Nearly every advertisement you see in modern Internet has a sophisticated routines on its backstage. It's not an old good GIF, but a frame loading program from foreign server. This program, written in JavaScript language but processed to be harder to understand (process called obfuscation) is responsible for tracking user. It usually sets cookies utilizing user's memory and disk space, loads additional data, and even (thanks Gazeta.pl!) monitors keystrokes and clicks on page. This is behaviour of a malware, not advertisement. What ad company can do with data gathered this way? Everything. If company is rich, the law is the weakest protection for consumer.
So in recent years we successfully re-defined malicious software as "advertisement". How about re-defining "Petya" ransomware as security/accounting program?
And adNauseam tries to fight this aspect. It is impossible to stop companies from tracking users by law - the DNT header is like politely asking drunken thug not to rob someone. The only way seems to be to hit in their gains.
So how to use adNauseam morally? First, this is my opinion and my morality is weird (at least chaotic, sorry, you don't have to read this, you have a "Back" button to go back to tech things), but I think that the ad should be definitely whitelisted IF and only IF: Is not tracking user (no scripts/external requests) AND is on page giving the content which was described. Because of this last condition, 90% of Google's results suddenly fail this test - these pages on top of Google's results are meaningless, their only goal is advertising and information presented on them may be false or misleading as their primary goal is to spread advertisement.
There is of course one more problem - the content itself is more and more an advertisement and I avoid using the term "content" for valuable sites as it suggests something to be embedded with ads nowadays, but this is much harder to fix.
10 years ago server space was expensive and there were lots of free hosting services.
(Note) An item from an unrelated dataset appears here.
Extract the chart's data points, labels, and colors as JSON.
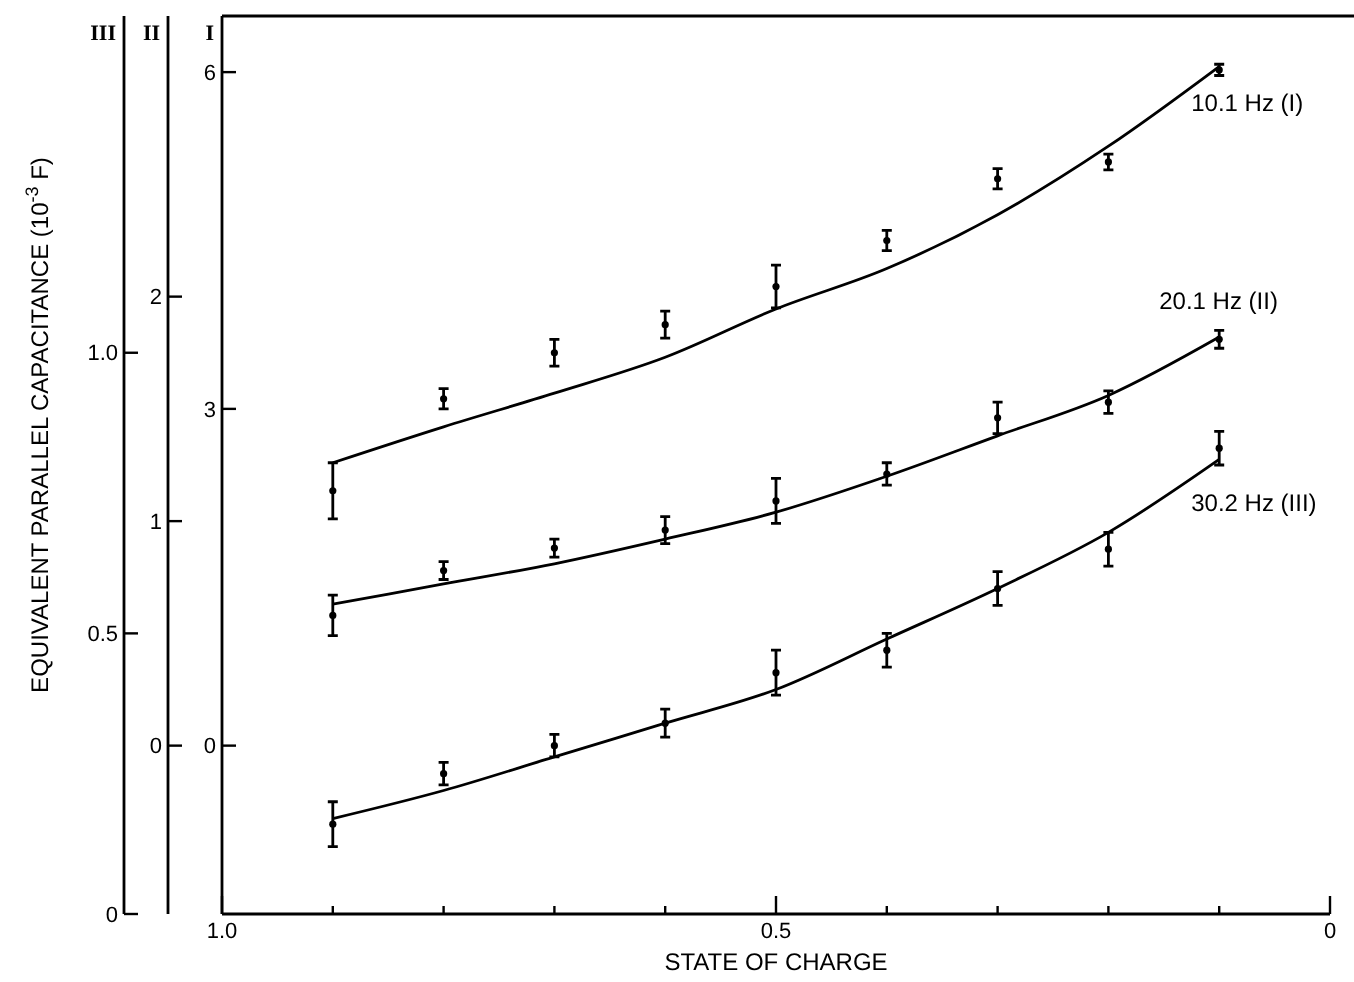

Today gigabytes on servers are cheap and there's almost no way to publish for free. With hobby sites ecosystem, linking to other site was something natural, a normal extension of information. Now, it's almost gone, and no "copyright for links" law, so persuaded in EU, is needed - just vision of potential gains (search engine rank) for someone else is sufficient not to use links in own sites. So without commercial-grade "SEO" a small website will not appear in Google no matter what - there won't be sufficient links and there won't be chances to get them. Here, Google lands in the same category as these paid web directories. Why PaleMoon developer haven't blacklisted Google for the same reason - "direct and indirect economic damage" - is a puzzle which suggests to take a "follow the money" way to discover motives.
It's a sad thing that users who ran away from Firefox because of Mozilla's chaotic moves and political decisions would have to run away from another browser.